In April 1968 Carmichael married the South African singer Miriam Makeba and moved to Guinea, where he and Makeba lived in a seaside villa in Conakry, the capital. The deposed head of state of Ghana, Kwame Nkrumah, was his next-door neighbor. Carmichael soon began calling himself Kwame Ture, to honor Nkrumah and the Marxist leader of Guinea, Kwame Toure, who also befriended him. Carmichael later divorced Makeba and married a Guinean doctor named Marlyatou Barry; they also divorced. He had two sons.
By the end of the 1960s Carmichael became an emissary of the All African Peoples Revolutionary Party, lecturing worldwide. At speeches on American campuses and in cities, he called for black Americans to join him in a mass emigration to Africa to create a pan-African black socialist state, saying that such a step was the only means for achieving black power. But his crusade attracted few adherents in the United States or Africa, and Carmichael quickly became a fringe figure.
Carmichael lived the rest of his life in Guinea and was a staunch supporter of President Toure. He often dressed in fatigues and carried a pistol. In 1986 he was briefly jailed by a military government that took power after Toure's death. He remained staunch in his views to the end of his life, saying his fatal prostate cancer "was given to me by the forces of American imperialism and others who conspired with them." He died at age fifty-seven and was buried in Conakry.
More than any black leader, Carmichael was the personification of black militancy during the 1960s, even though his period of fame was relatively short.

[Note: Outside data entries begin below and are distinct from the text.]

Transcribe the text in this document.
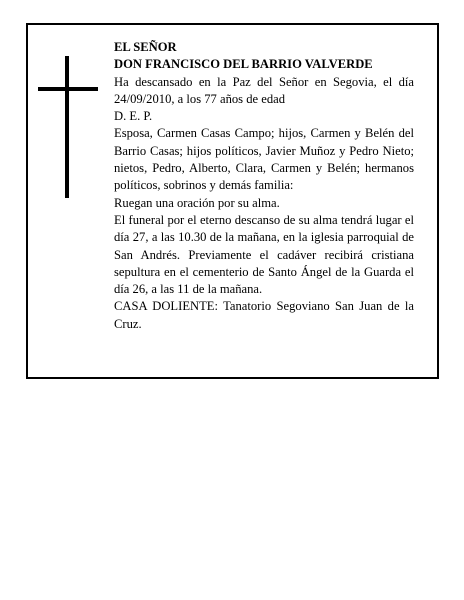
EL SEÑOR

DON FRANCISCO DEL BARRIO VALVERDE

Ha descansado en la Paz del Señor en Segovia, el día 24/09/2010, a los 77 años de edad

D. E. P.

Esposa, Carmen Casas Campo; hijos, Carmen y Belén del Barrio Casas; hijos políticos, Javier Muñoz y Pedro Nieto; nietos, Pedro, Alberto, Clara, Carmen y Belén; hermanos políticos, sobrinos y demás familia:

Ruegan una oración por su alma.

El funeral por el eterno descanso de su alma tendrá lugar el día 27, a las 10.30 de la mañana, en la iglesia parroquial de San Andrés. Previamente el cadáver recibirá cristiana sepultura en el cementerio de Santo Ángel de la Guarda el día 26, a las 11 de la mañana.

CASA DOLIENTE: Tanatorio Segoviano San Juan de la Cruz.
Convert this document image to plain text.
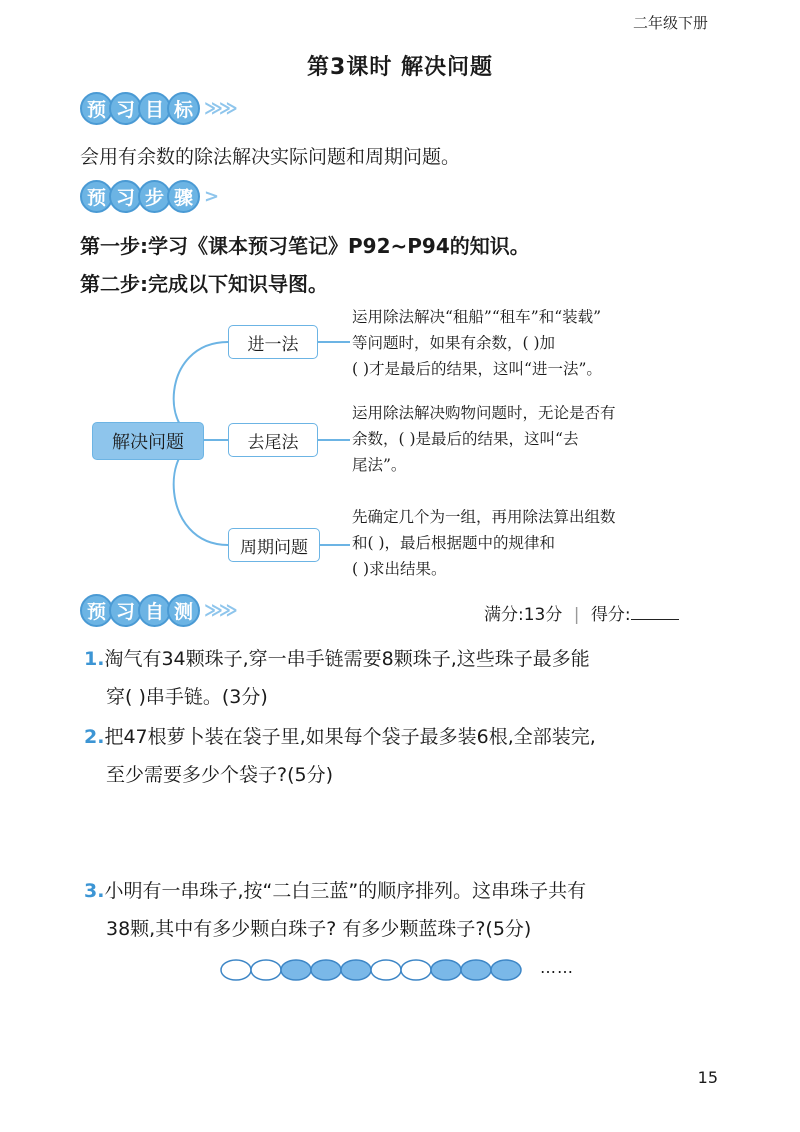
二年级下册
第3课时 解决问题
预 习 目 标 ≫≫
会用有余数的除法解决实际问题和周期问题。
预 习 步 骤 >
第一步:学习《课本预习笔记》P92~P94的知识。
第二步:完成以下知识导图。
解决问题
进一法
去尾法
周期问题
运用除法解决“租船”“租车”和“装载”
等问题时，如果有余数，( )加
( )才是最后的结果，这叫“进一法”。
运用除法解决购物问题时，无论是否有
余数，( )是最后的结果，这叫“去
尾法”。
先确定几个为一组，再用除法算出组数
和( )，最后根据题中的规律和
( )求出结果。
预 习 自 测 ≫≫	满分:13分 | 得分:
1.淘气有34颗珠子,穿一串手链需要8颗珠子,这些珠子最多能
穿( )串手链。(3分)
2.把47根萝卜装在袋子里,如果每个袋子最多装6根,全部装完,
至少需要多少个袋子?(5分)
3.小明有一串珠子,按“二白三蓝”的顺序排列。这串珠子共有
38颗,其中有多少颗白珠子? 有多少颗蓝珠子?(5分)
……
15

He never relinquished that militant stance. He also refused to see the 1960s as a closed chapter and a period of successful change. Until his death he continued to answer his phone with the phrase, "Ready for the revolution!" He wrote to Miller after a 1988 SNCC reunion that "Many you know have already accepted their laurels and do not even pretend to see the need for further reforms. For them the '60s put everything in place and they did it. Well, I still see Revolution and continue to work for it."
Before his death Carmichael was working on an autobiography, but it was never published. Short biographies include Jacqueline Johnson, Stokely Carmichael: The Story of Black Power (1990). Discussions of Carmichael's life and politics appear in Social Policy (winter 1998) and the Economist (21 Nov. 1998). An obituary is in The New York Times (16 Nov. 1988).